4. Hak dan Kewajiban Anak
Kewajiban dan hak seorang anak adalah berbakti kepada kedua orang tuanya.
“Berbaktilah kepada orang tuamu, niscaya anak-anakmu akan berbakti kepadamu,
berlakulah sopan niscaya istri-istrimu akan menghargaimu.”Rasulullah bersabda
“Orang tua itu adalah pusat pintu-pintu surga.

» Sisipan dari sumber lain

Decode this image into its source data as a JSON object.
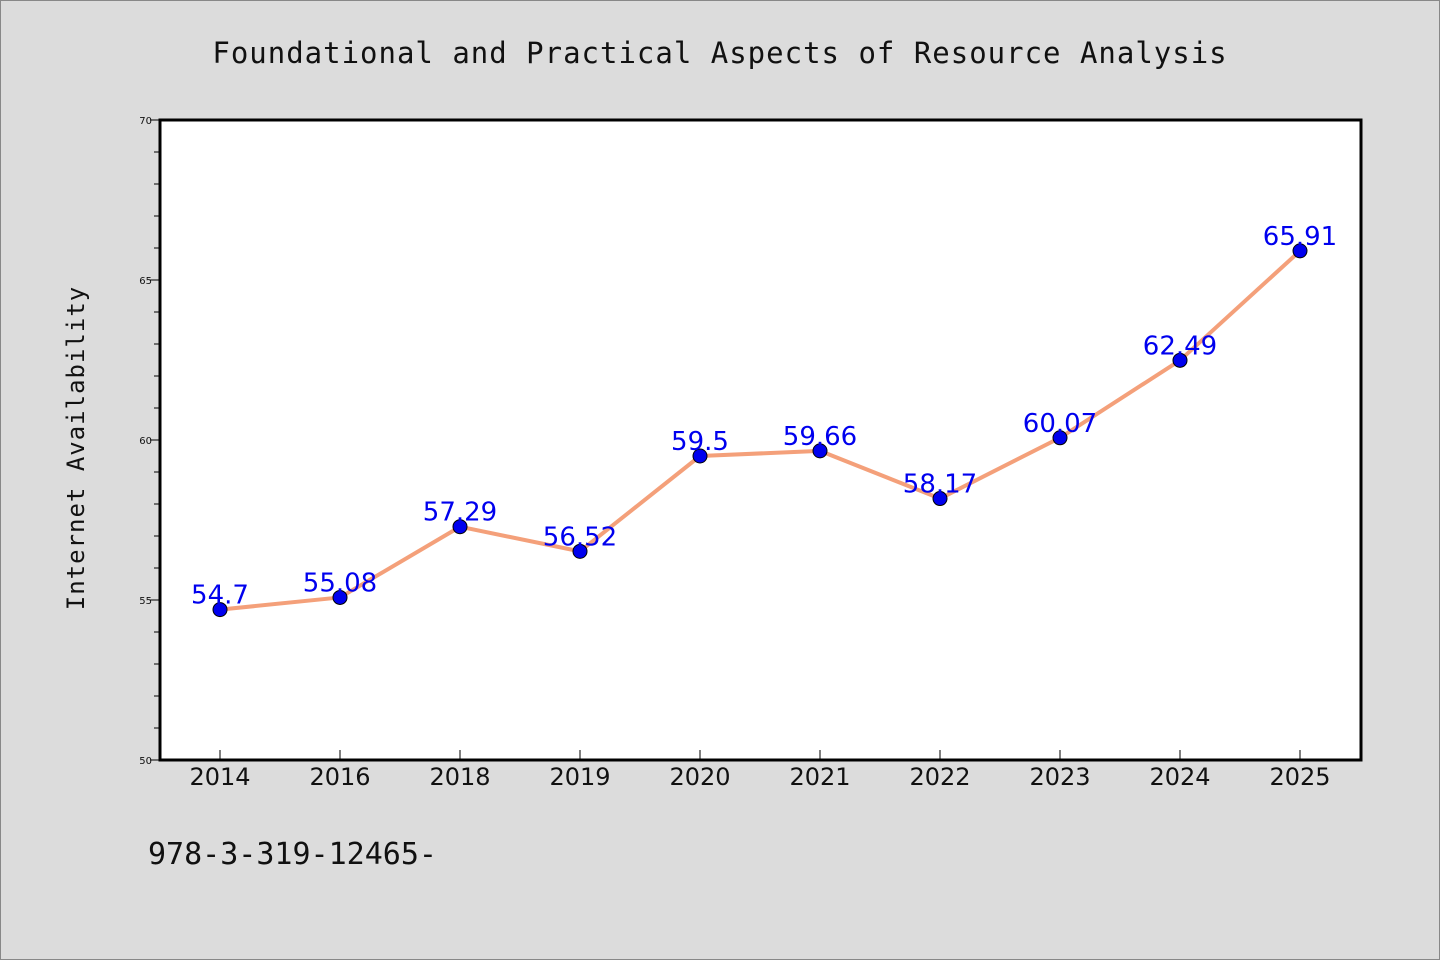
{
  "chart_data": {
    "type": "line",
    "title": "Foundational and Practical Aspects of Resource Analysis",
    "xlabel": "",
    "ylabel": "Internet Availability",
    "categories": [
      "2014",
      "2016",
      "2018",
      "2019",
      "2020",
      "2021",
      "2022",
      "2023",
      "2024",
      "2025"
    ],
    "series": [
      {
        "values": [
          54.7,
          55.08,
          57.29,
          56.52,
          59.5,
          59.66,
          58.17,
          60.07,
          62.49,
          65.91
        ],
        "data_labels": [
          "54.7",
          "55.08",
          "57.29",
          "56.52",
          "59.5",
          "59.66",
          "58.17",
          "60.07",
          "62.49",
          "65.91"
        ],
        "line_color": "#f4a07a",
        "marker_color": "#0000ee"
      }
    ],
    "ylim": [
      50,
      70
    ],
    "y_ticks": [
      "50",
      "55",
      "60",
      "65",
      "70"
    ],
    "grid": false,
    "label_color": "#0000ee"
  },
  "footer": {
    "text": "978-3-319-12465-"
  },
  "colors": {
    "background": "#dcdcdc",
    "plot_background": "#ffffff",
    "axis": "#000000"
  }
}
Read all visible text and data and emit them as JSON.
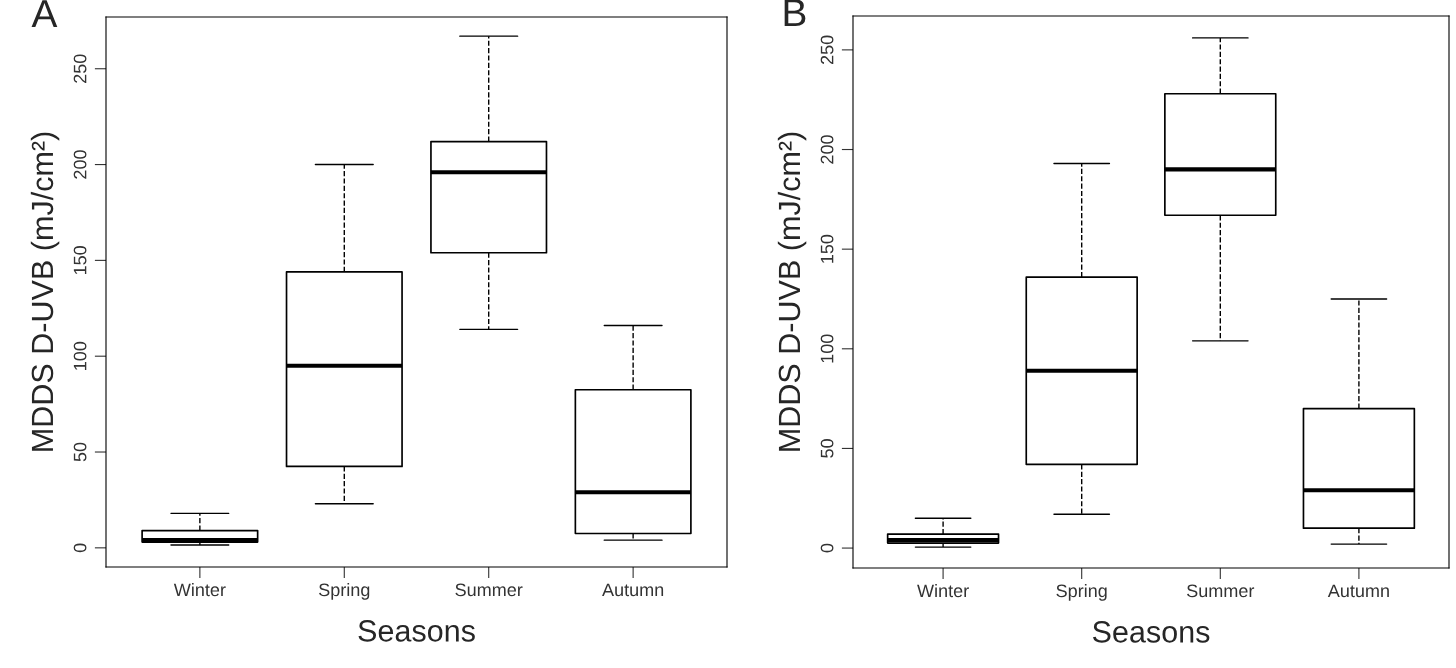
{
  "chart_data": [
    {
      "type": "box",
      "title": "A",
      "xlabel": "Seasons",
      "ylabel": "MDDS D-UVB (mJ/cm²)",
      "categories": [
        "Winter",
        "Spring",
        "Summer",
        "Autumn"
      ],
      "boxes": [
        {
          "low": 1.5,
          "q1": 3,
          "median": 4,
          "q3": 9,
          "high": 18
        },
        {
          "low": 23,
          "q1": 42.5,
          "median": 95,
          "q3": 144,
          "high": 200
        },
        {
          "low": 114,
          "q1": 154,
          "median": 196,
          "q3": 212,
          "high": 267
        },
        {
          "low": 4,
          "q1": 7.5,
          "median": 29,
          "q3": 82.5,
          "high": 116
        }
      ],
      "ylim": [
        -10,
        277
      ],
      "yticks": [
        0,
        50,
        100,
        150,
        200,
        250
      ]
    },
    {
      "type": "box",
      "title": "B",
      "xlabel": "Seasons",
      "ylabel": "MDDS D-UVB (mJ/cm²)",
      "categories": [
        "Winter",
        "Spring",
        "Summer",
        "Autumn"
      ],
      "boxes": [
        {
          "low": 0.5,
          "q1": 2.5,
          "median": 4,
          "q3": 7,
          "high": 15
        },
        {
          "low": 17,
          "q1": 42,
          "median": 89,
          "q3": 136,
          "high": 193
        },
        {
          "low": 104,
          "q1": 167,
          "median": 190,
          "q3": 228,
          "high": 256
        },
        {
          "low": 2,
          "q1": 10,
          "median": 29,
          "q3": 70,
          "high": 125
        }
      ],
      "ylim": [
        -10,
        267
      ],
      "yticks": [
        0,
        50,
        100,
        150,
        200,
        250
      ]
    }
  ]
}
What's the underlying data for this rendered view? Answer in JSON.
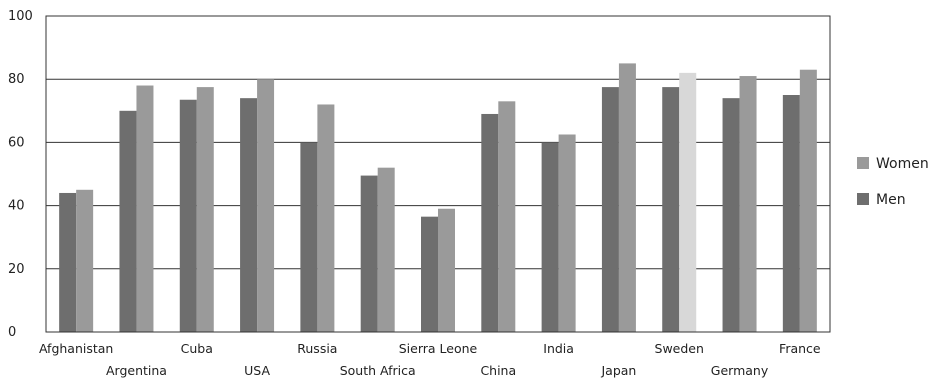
{
  "chart_data": {
    "type": "bar",
    "title": "",
    "xlabel": "",
    "ylabel": "",
    "ylim": [
      0,
      100
    ],
    "yticks": [
      0,
      20,
      40,
      60,
      80,
      100
    ],
    "grid": "horizontal",
    "legend_position": "right",
    "categories": [
      "Afghanistan",
      "Argentina",
      "Cuba",
      "USA",
      "Russia",
      "South Africa",
      "Sierra Leone",
      "China",
      "India",
      "Japan",
      "Sweden",
      "Germany",
      "France"
    ],
    "series": [
      {
        "name": "Men",
        "color": "#6e6e6e",
        "values": [
          44,
          70,
          73.5,
          74,
          60,
          49.5,
          36.5,
          69,
          60,
          77.5,
          77.5,
          74,
          75
        ]
      },
      {
        "name": "Women",
        "color": "#9a9a9a",
        "values": [
          45,
          78,
          77.5,
          80,
          72,
          52,
          39,
          73,
          62.5,
          85,
          82,
          81,
          83
        ]
      }
    ],
    "highlight": {
      "category": "Sweden",
      "series": "Women",
      "color": "#d8d8d8"
    },
    "legend_order": [
      "Women",
      "Men"
    ]
  }
}
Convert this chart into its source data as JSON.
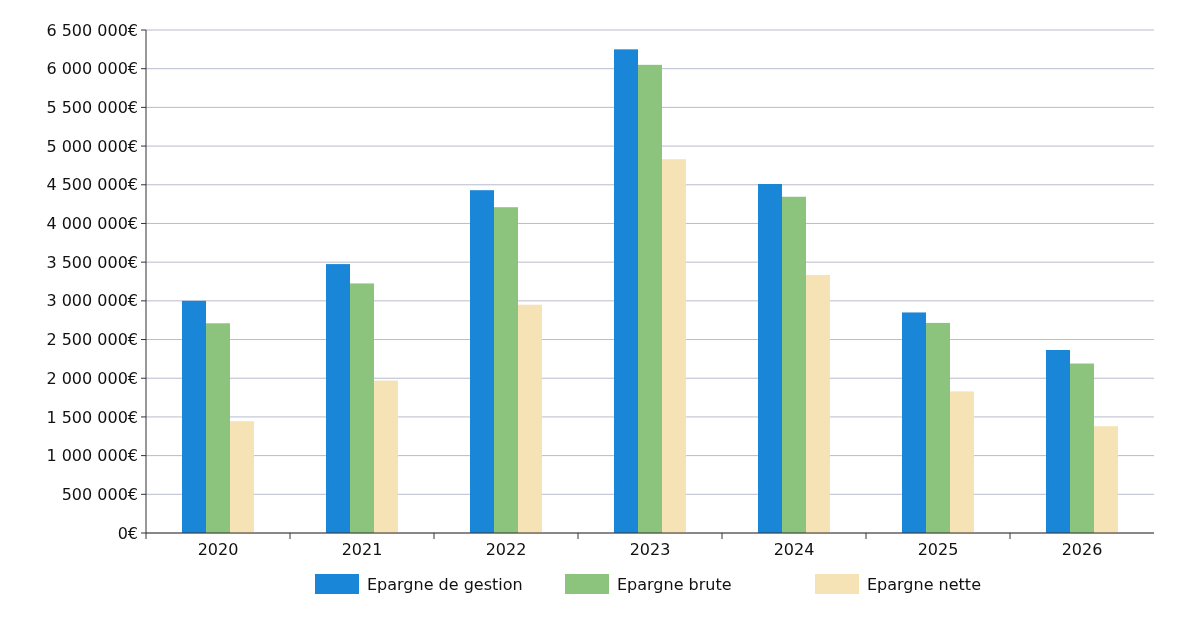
{
  "chart_data": {
    "type": "bar",
    "categories": [
      "2020",
      "2021",
      "2022",
      "2023",
      "2024",
      "2025",
      "2026"
    ],
    "series": [
      {
        "name": "Epargne de gestion",
        "color": "#1a86d8",
        "values": [
          3000000,
          3475000,
          4430000,
          6250000,
          4510000,
          2850000,
          2365000
        ]
      },
      {
        "name": "Epargne brute",
        "color": "#8cc47e",
        "values": [
          2710000,
          3225000,
          4210000,
          6050000,
          4345000,
          2715000,
          2190000
        ]
      },
      {
        "name": "Epargne nette",
        "color": "#f5e3b5",
        "values": [
          1445000,
          1970000,
          2950000,
          4830000,
          3335000,
          1830000,
          1380000
        ]
      }
    ],
    "ylim": [
      0,
      6500000
    ],
    "yticks": [
      {
        "value": 0,
        "label": "0€"
      },
      {
        "value": 500000,
        "label": "500 000€"
      },
      {
        "value": 1000000,
        "label": "1 000 000€"
      },
      {
        "value": 1500000,
        "label": "1 500 000€"
      },
      {
        "value": 2000000,
        "label": "2 000 000€"
      },
      {
        "value": 2500000,
        "label": "2 500 000€"
      },
      {
        "value": 3000000,
        "label": "3 000 000€"
      },
      {
        "value": 3500000,
        "label": "3 500 000€"
      },
      {
        "value": 4000000,
        "label": "4 000 000€"
      },
      {
        "value": 4500000,
        "label": "4 500 000€"
      },
      {
        "value": 5000000,
        "label": "5 000 000€"
      },
      {
        "value": 5500000,
        "label": "5 500 000€"
      },
      {
        "value": 6000000,
        "label": "6 000 000€"
      },
      {
        "value": 6500000,
        "label": "6 500 000€"
      }
    ],
    "grid": "y",
    "legend": "bottom"
  }
}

Jika Anda
menginginkan maka aku kan meletakkan pintu itu atau aku akan
menjaganya.” Selain itu sabda Nabi saw “Ridla Allah tergantung ridla kedua
orang tua, demikian pula marahNya tergantung kemarahan kedua orang tua.”
·
Kewajiban seorang anak
dalam memenuhi hak kedua orang tuanya:
1.
Ketika kedua orang tua
menginginkan makanan,maka berilah makanan
2.
Ketika kedua orang tua
menginginkan pakaian,maka berilah pakaian
3.
Ketika kedua orang tua
memerlukan bantuan apa saja,bantulah dia
4.
Memenuhi panggilan
merekanya
5.
Mematuhi segala perintahnya,
dengan catatan bukan perintah maksiat atau mengatakan kejelakan lain
6.
Merendahkan diri
dihadapan mereka dengan kasih sayang
7.
Ketika berbicara
pakailah kata-kata yang baik,lunak,lemah lembut,tidak kasar
8.
Tidak boleh memanggil
nama kecilnya
9.
Ketika berjalan harus
dibelakangnya
10.
Senang kepada keduanya
sebagimana senang kepada dirinya sendiri sebaliknya membenci bagi keduanya
sebagaimana pada dirinya sendiri.
11.
Memohonkan mapun untuk
keduanya serta rahmat Allah.
·
Hak seorang anak kepada
orang tuanya :
1.
Memilihkan ibu yang
baik,jangan sampai terhina akibat ibunya
2.
Memberi nama yang baik
ketika lahir
3.
Mendidiknya dengan
Al-Quran(agama Islam)
4.
Mengawinkan ketika
menginjak dewasa.
Jika tidak dengan hati nurani maka kita akan kesulitan untuk melaksanakan
itu semua. Dan seorang sahabat Nabi saw berkata bahwa salah satu penyebab
kesulitan penghidupan adalah tidak mendo’akan kedua orang tuanya.
C. Pergaulan Dalam Keluarga
Keharmonisan suatu keluarga dapat terwujud melalui pergaulan yang disadari
kasih sayang secara proporsional. Anak yang dibesarkan dengan kasih sayang yang
benar akan tumbuh menjadi orang yang dapat memahami hak orang lain. Al-Qur’an
menegaskan bahwa suami harus saling melindungi (Q.S. Al-Baqarah :187), anak
harus berbakti kepada kedua orang tuanya (Q.S. Al-Isra’: 23), dalam keluarga
harus dikembangkan prinsip saling mengingatkan (Q.S. Al-Ashr:1-3). Sementara
itu, Rasulullah SAW. Menegaskan agar orang yang lebih tua menyayangi yang lebih
muda, dan yang lebih muda menghormati yang lebih tua (H.R. Bukhari dan Abu
Dawud dari Ibnu Amr). Disamping itu , etika pergaulan secara umum harus
terealisasikan juga dalam kehidupan suatu keluarga.
D. Pengembangan Keluarga
Saat lahir manusia tidak mengetahui dan tidak memiliki suatu apa pun. Lalu
secara bertahap, berkat rahmat Allah SWT. Dan kasih sayang kedua orang tuanya,
ia memperoleh pengetahuan dan keterampilan serta mendapatkan sejumlah hak
milik. Fisik dan mental pun berkembang seiring dengan pertambahan usianya.
Fakta ini membuktiakan bahwa keluarga memegang peranan yang cukup penting dalam
pengembangan potensi dasar seluruh anggotanya.